Local Superlinear Convergence of Polynomial-Time Interior-Point Methods for Hyperbolic Cone Optimization Problems

TL;DR

This paper proves local superlinear convergence of certain polynomial-time interior-point methods for hyperbolic cone optimization, leveraging the negative curvature of self-concordant barriers and introducing a dual-space predictor-corrector scheme.

Contribution

It introduces a new dual-space predictor-corrector method with an automatic transition from linear to superlinear convergence under mild conditions.

Findings

Proved local superlinear convergence for specific interior-point methods.

Developed a gradient proximity measure for automatic convergence rate enhancement.

Designed a step-size rule that maintains feasibility and tightens the neighborhood near the solution.

Abstract

In this paper, we establish the local superlinear convergence property of some polynomial-time interior-point methods for an important family of conic optimization problems.

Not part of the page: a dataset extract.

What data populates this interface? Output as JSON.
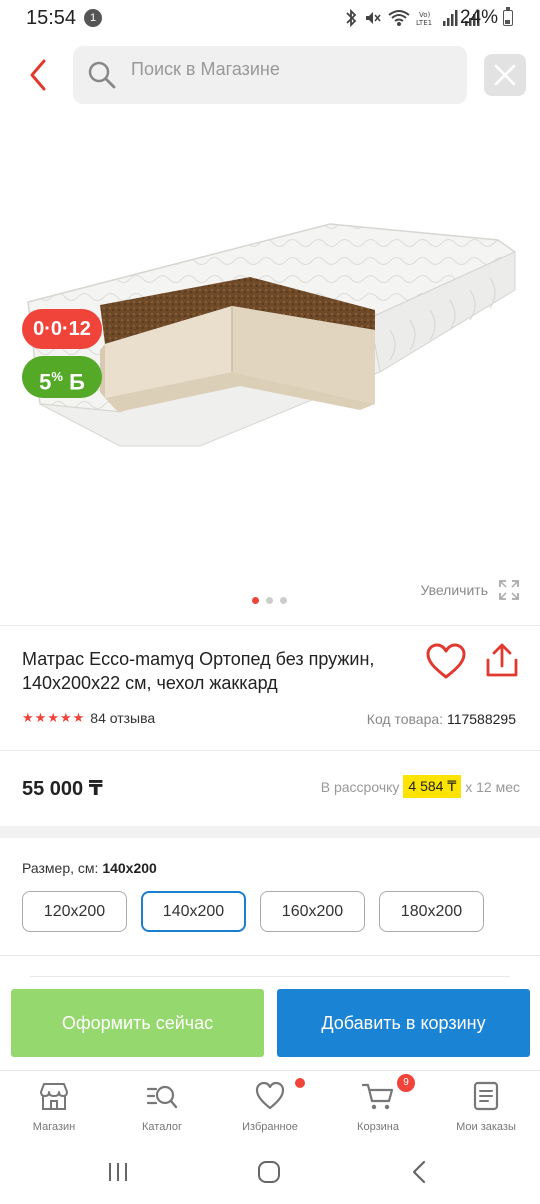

The main structural property used in our analysis is the logarithmic homogeneity of self-concordant barrier function, which must have {\em negative curvature}. We propose a new path-following predictor-corrector scheme, which work only in the dual space. It is based on an easily computable gradient proximity measure, which ensures an automatic transformation of the global linear rate of convergence to the local superlinear one under some mild assumptions. Our step-size procedure for the predictor step is related to the maximum step size maintaining feasibility. As the optimal solution set is approached, our algorithm automatically tightens the neighborhood of the central path proportionally to the current duality gap.